He slowly began to make out a hump in the centre of the bed. The one thing he really needed was for Madame, his mother, to have her face tilted either upwards or to the side. Chances were, at her age, that her mouth would be hanging open like a cargo door. In that case he would take the vial and drip the liquid through her lips. She’d be dead before she knew it.

He would stay around long enough to make sure she had no pulse, and then retrace his steps, locking up behind him. The only problem would be the outside cellar door. But he wasn’t overly concerned about that. Nobody ever used it. It might be years before anyone found that it was unlocked. And by that time he would no doubt be living in the house himself, as eldest son and erstwhile inheritor of Monsieur, his father’s, titles.
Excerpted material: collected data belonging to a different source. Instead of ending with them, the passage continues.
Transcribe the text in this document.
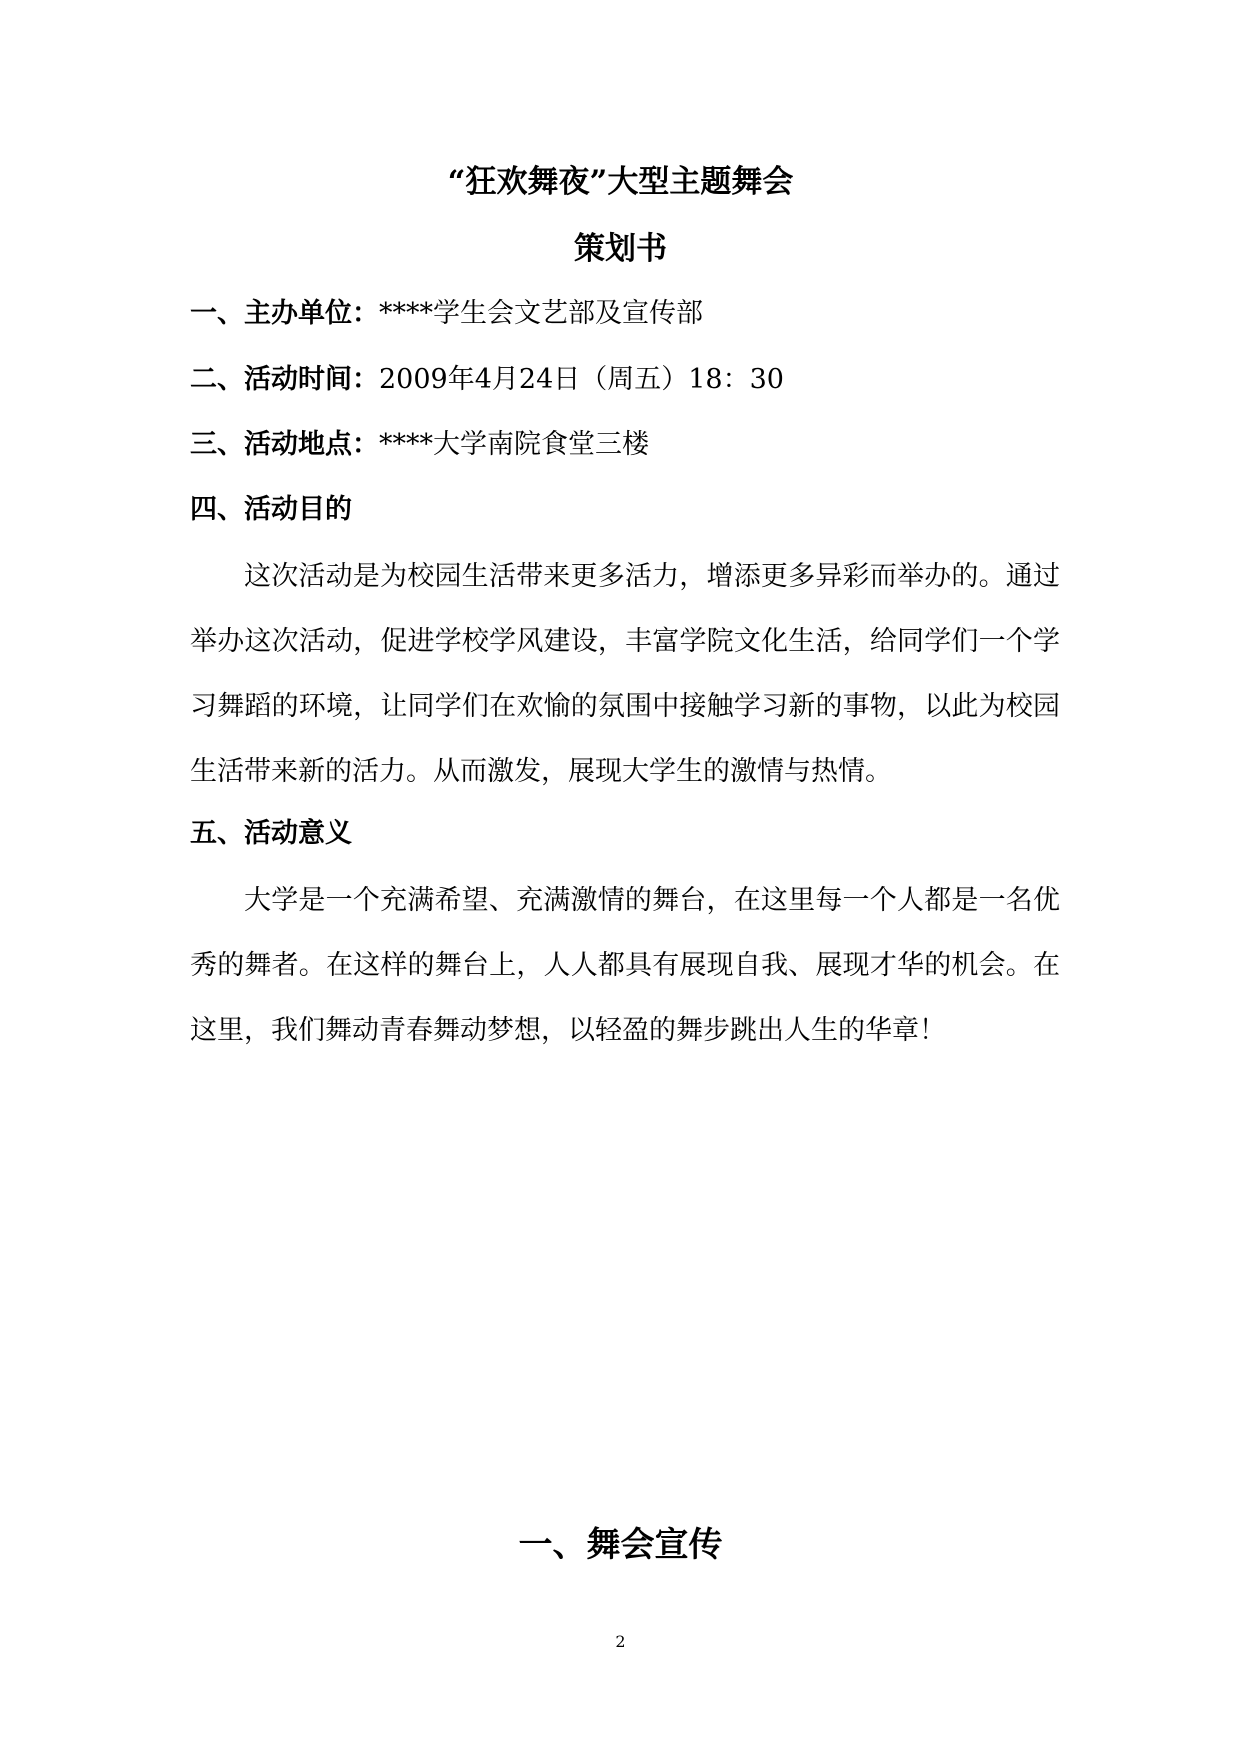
“狂欢舞夜”大型主题舞会
策划书

一、主办单位：****学生会文艺部及宣传部

二、活动时间：2009年4月24日（周五）18：30

三、活动地点：****大学南院食堂三楼

四、活动目的

这次活动是为校园生活带来更多活力，增添更多异彩而举办的。通过举办这次活动，促进学校学风建设，丰富学院文化生活，给同学们一个学习舞蹈的环境，让同学们在欢愉的氛围中接触学习新的事物，以此为校园生活带来新的活力。从而激发，展现大学生的激情与热情。

五、活动意义

大学是一个充满希望、充满激情的舞台，在这里每一个人都是一名优秀的舞者。在这样的舞台上，人人都具有展现自我、展现才华的机会。在这里，我们舞动青春舞动梦想，以轻盈的舞步跳出人生的华章！

一、舞会宣传
2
Not to mention Madame, his mother’s, money.

As Abi approached the bed, the first prickle of disquiet ran through him. The hump at the centre was far larger than he might have assumed from his mother’s size. He stopped and flared his eyes. He was beginning to pick up the glow from the dashboard of a cordless telephone at his mother’s bedside. The telephone cast a luminous haze across the bed.

Abi now saw that there were two heads on the bolster.
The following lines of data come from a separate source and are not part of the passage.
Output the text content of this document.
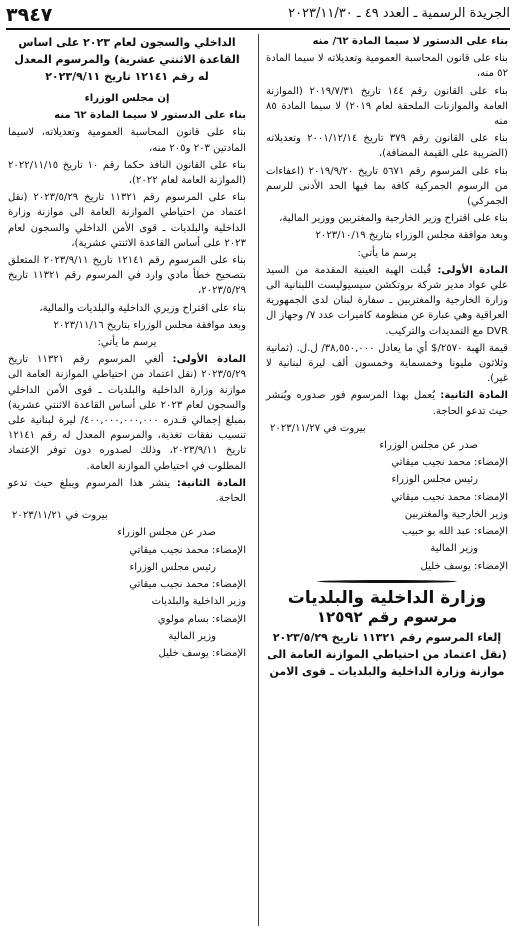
الجريدة الرسمية ـ العدد ٤٩ ـ ٢٠٢٣/١١/٣٠
٣٩٤٧

بناء على الدستور لا سيما المادة ٦٢/ منه

بناء على قانون المحاسبة العمومية وتعديلاته لا سيما المادة ٥٢ منه،

بناء على القانون رقم ١٤٤ تاريخ ٢٠١٩/٧/٣١ (الموازنة العامة والموازنات الملحقة لعام ٢٠١٩) لا سيما المادة ٨٥ منه

بناء على القانون رقم ٣٧٩ تاريخ ٢٠٠١/١٢/١٤ وتعديلاته (الضريبة على القيمة المضافة)،

بناء على المرسوم رقم ٥٦٧١ تاريخ ٢٠١٩/٩/٢٠ (اعفاءات من الرسوم الجمركية كافة بما فيها الحد الأدنى للرسم الجمركي)

بناء على اقتراح وزير الخارجية والمغتربين ووزير المالية،

وبعد موافقة مجلس الوزراء بتاريخ ٢٠٢٣/١٠/١٩

يرسم ما يأتي:

المادة الأولى: قُبلت الهبة العينية المقدمة من السيد علي عواد مدير شركة بروتكشن سيسيوليست اللبنانية الى وزارة الخارجية والمغتربين ـ سفارة لبنان لدى الجمهورية العراقية وهي عبارة عن منظومة كاميرات عدد ٧/ وجهاز ال DVR مع التمديدات والتركيب.

قيمة الهبة ٢٥٧٠/$ أي ما يعادل ٣٨,٥٥٠,٠٠٠/ ل.ل. (ثمانية وثلاثون مليونا وخمسماية وخمسون ألف ليرة لبنانية لا غير).

المادة الثانية: يُعمل بهذا المرسوم فور صدوره ويُنشر حيث تدعو الحاجة.

بيروت في ٢٠٢٣/١١/٢٧

صدر عن مجلس الوزراء

الإمضاء: محمد نجيب ميقاتي

رئيس مجلس الوزراء

الإمضاء: محمد نجيب ميقاتي

وزير الخارجية والمغتربين

الإمضاء: عبد الله بو حبيب

وزير المالية

الإمضاء: يوسف خليل

وزارة الداخلية والبلديات
مرسوم رقم ١٢٥٩٢
إلغاء المرسوم رقم ١١٣٢١ تاريخ ٢٠٢٣/٥/٢٩ (نقل اعتماد من احتياطي الموازنة العامة الى موازنة وزارة الداخلية والبلديات ـ قوى الامن
الداخلي والسجون لعام ٢٠٢٣ على اساس القاعدة الاثنتي عشرية) والمرسوم المعدل له رقم ١٢١٤١ تاريخ ٢٠٢٣/٩/١١

إن مجلس الوزراء

بناء على الدستور لا سيما المادة ٦٢ منه

بناء على قانون المحاسبة العمومية وتعديلاته، لاسيما المادتين ٢٠٣ و٢٠٥ منه،

بناء على القانون النافذ حكما رقم ١٠ تاريخ ٢٠٢٢/١١/١٥ (الموازنة العامة لعام ٢٠٢٢)،

بناء على المرسوم رقم ١١٣٢١ تاريخ ٢٠٢٣/٥/٢٩ (نقل اعتماد من احتياطي الموازنة العامة الى موازنة وزارة الداخلية والبلديات ـ قوى الأمن الداخلي والسجون لعام ٢٠٢٣ على أساس القاعدة الاثنتي عشرية)،

بناء على المرسوم رقم ١٢١٤١ تاريخ ٢٠٢٣/٩/١١ المتعلق بتصحيح خطأ مادي وارد في المرسوم رقم ١١٣٢١ تاريخ ٢٠٢٣/٥/٢٩،

بناء على اقتراح وزيري الداخلية والبلديات والمالية،

وبعد موافقة مجلس الوزراء بتاريخ ٢٠٢٣/١١/١٦

يرسم ما يأتي:

المادة الأولى: ألغي المرسوم رقم ١١٣٢١ تاريخ ٢٠٢٣/٥/٢٩ (نقل اعتماد من احتياطي الموازنة العامة الى موازنة وزارة الداخلية والبلديات ـ قوى الأمن الداخلي والسجون لعام ٢٠٢٣ على أساس القاعدة الاثنتي عشرية) بمبلغ إجمالي قـدره ٤٠٠,٠٠٠,٠٠٠,٠٠٠/ ليرة لبنانية على تنسيب نفقات تغذية، والمرسوم المعدل له رقم ١٢١٤١ تاريخ ٢٠٢٣/٩/١١، وذلك لصدوره دون توفر الإعتماد المطلوب في احتياطي الموازنة العامة.

المادة الثانية: ينشر هذا المرسوم ويبلغ حيث تدعو الحاجة.

بيروت في ٢٠٢٣/١١/٢١

صدر عن مجلس الوزراء

الإمضاء: محمد نجيب ميقاتي

رئيس مجلس الوزراء

الإمضاء: محمد نجيب ميقاتي

وزير الداخلية والبلديات

الإمضاء: بسام مولوي

وزير المالية

الإمضاء: يوسف خليل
He froze. Milouins. That whoreson Milouins. Was he in here? Was Milouins his mother’s lover? That would answer a good few questions he’d been aching to ask over the years.
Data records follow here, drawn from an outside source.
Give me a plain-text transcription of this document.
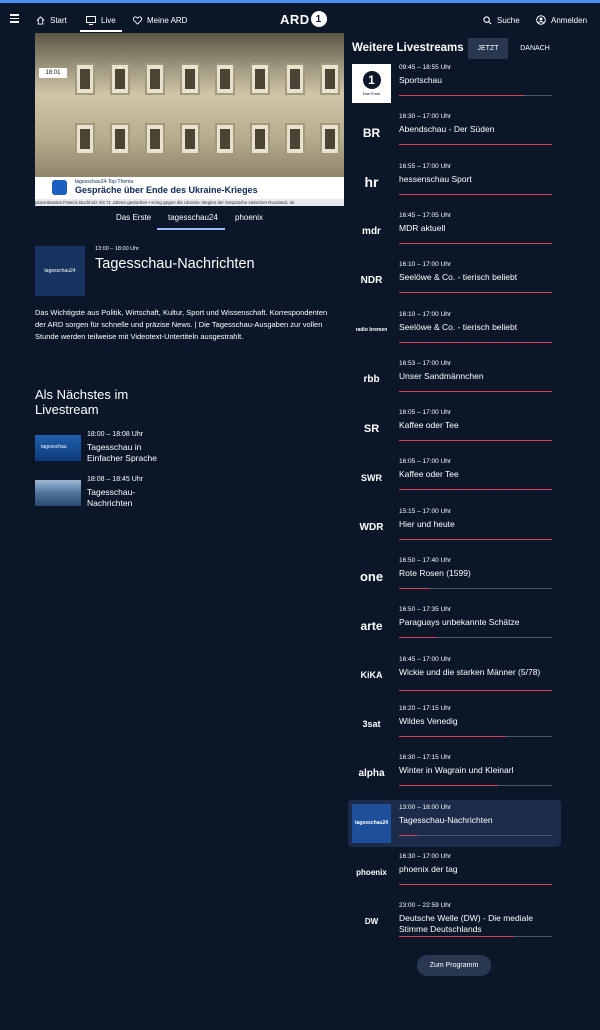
Start	Live	Meine ARD	ARD 1	Suche	Anmelden
18:01
tagesschau24-Top-Thema
Gespräche über Ende des Ukraine-Krieges
pions-Bassist Francis Buchholz mit 71 Jahren gestorben • Krieg gegen die Ukraine: Beginn der Gespräche zwischen Russland, de
Das Erste tagesschau24 phoenix
tagesschau24
13:00 – 18:00 Uhr
Tagesschau-Nachrichten
Das Wichtigste aus Politik, Wirtschaft, Kultur, Sport und Wissenschaft. Korrespondenten der ARD sorgen für schnelle und präzise News. | Die Tagesschau-Ausgaben zur vollen Stunde werden teilweise mit Videotext-Untertiteln ausgestrahlt.
Als Nächstes im Livestream
tagesschau
18:00 – 18:08 Uhr
Tagesschau in Einfacher Sprache
18:08 – 18:45 Uhr
Tagesschau-Nachrichten
Weitere Livestreams	JETZT	DANACH
1
Das Erste
09:45 – 18:55 Uhr
Sportschau
BR
16:30 – 17:00 Uhr
Abendschau - Der Süden
hr
16:55 – 17:00 Uhr
hessenschau Sport
mdr
16:45 – 17:05 Uhr
MDR aktuell
NDR
16:10 – 17:00 Uhr
Seelöwe & Co. - tierisch beliebt
radio bremen
16:10 – 17:00 Uhr
Seelöwe & Co. - tierisch beliebt
rbb
16:53 – 17:00 Uhr
Unser Sandmännchen
SR
16:05 – 17:00 Uhr
Kaffee oder Tee
SWR
16:05 – 17:00 Uhr
Kaffee oder Tee
WDR
15:15 – 17:00 Uhr
Hier und heute
one
16:50 – 17:40 Uhr
Rote Rosen (1599)
arte
16:50 – 17:35 Uhr
Paraguays unbekannte Schätze
KiKA
16:45 – 17:00 Uhr
Wickie und die starken Männer (5/78)
3sat
16:20 – 17:15 Uhr
Wildes Venedig
alpha
16:30 – 17:15 Uhr
Winter in Wagrain und Kleinarl
tagesschau24
13:00 – 18:00 Uhr
Tagesschau-Nachrichten
phoenix
16:30 – 17:00 Uhr
phoenix der tag
DW
23:00 – 22:59 Uhr
Deutsche Welle (DW) - Die mediale Stimme Deutschlands
Zum Programm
Abi inched closer. It was crazy, but if he could drip the poison into the Countess’s mouth while Milouins was asleep beside her, things would be even tighter. There’d be no room for discussion then. He could fly back in from Boston in a day or two and make an almighty fuss. Insist that they do an autopsy on her body. Incriminate Milouins. Get rid of the bastard that way.

But then someone was bound to ask him how he had known that Milouins was actually in bed with his mother at the time of her death. It was hardly likely that Milouins would own up off his own bat, was it? No. Maybe that wasn’t such a good idea after all. Just kill her and have done with it. That was the ticket.

Abi took a further pace towards the bed. He could hardly bring himself to breathe. If Milouins woke up he would be for it. His mother would never forgive him for finding out her secret. He’d be lucky to make it out of the house in less than a dozen pieces.

Yes. That was his mother’s head. And beside her...

Abi stopped. His mouth fell open.

Madame Mastigou.

Jesus Christ.

Madame Mastigou was in bed with his mother.

Madame, his mother, was a lesbian.

Abi hugged himself by the upper arms. Shockwaves of adrenalin flooded through his body. For a brief moment he was tempted to burst into a fit of hysterical laughter.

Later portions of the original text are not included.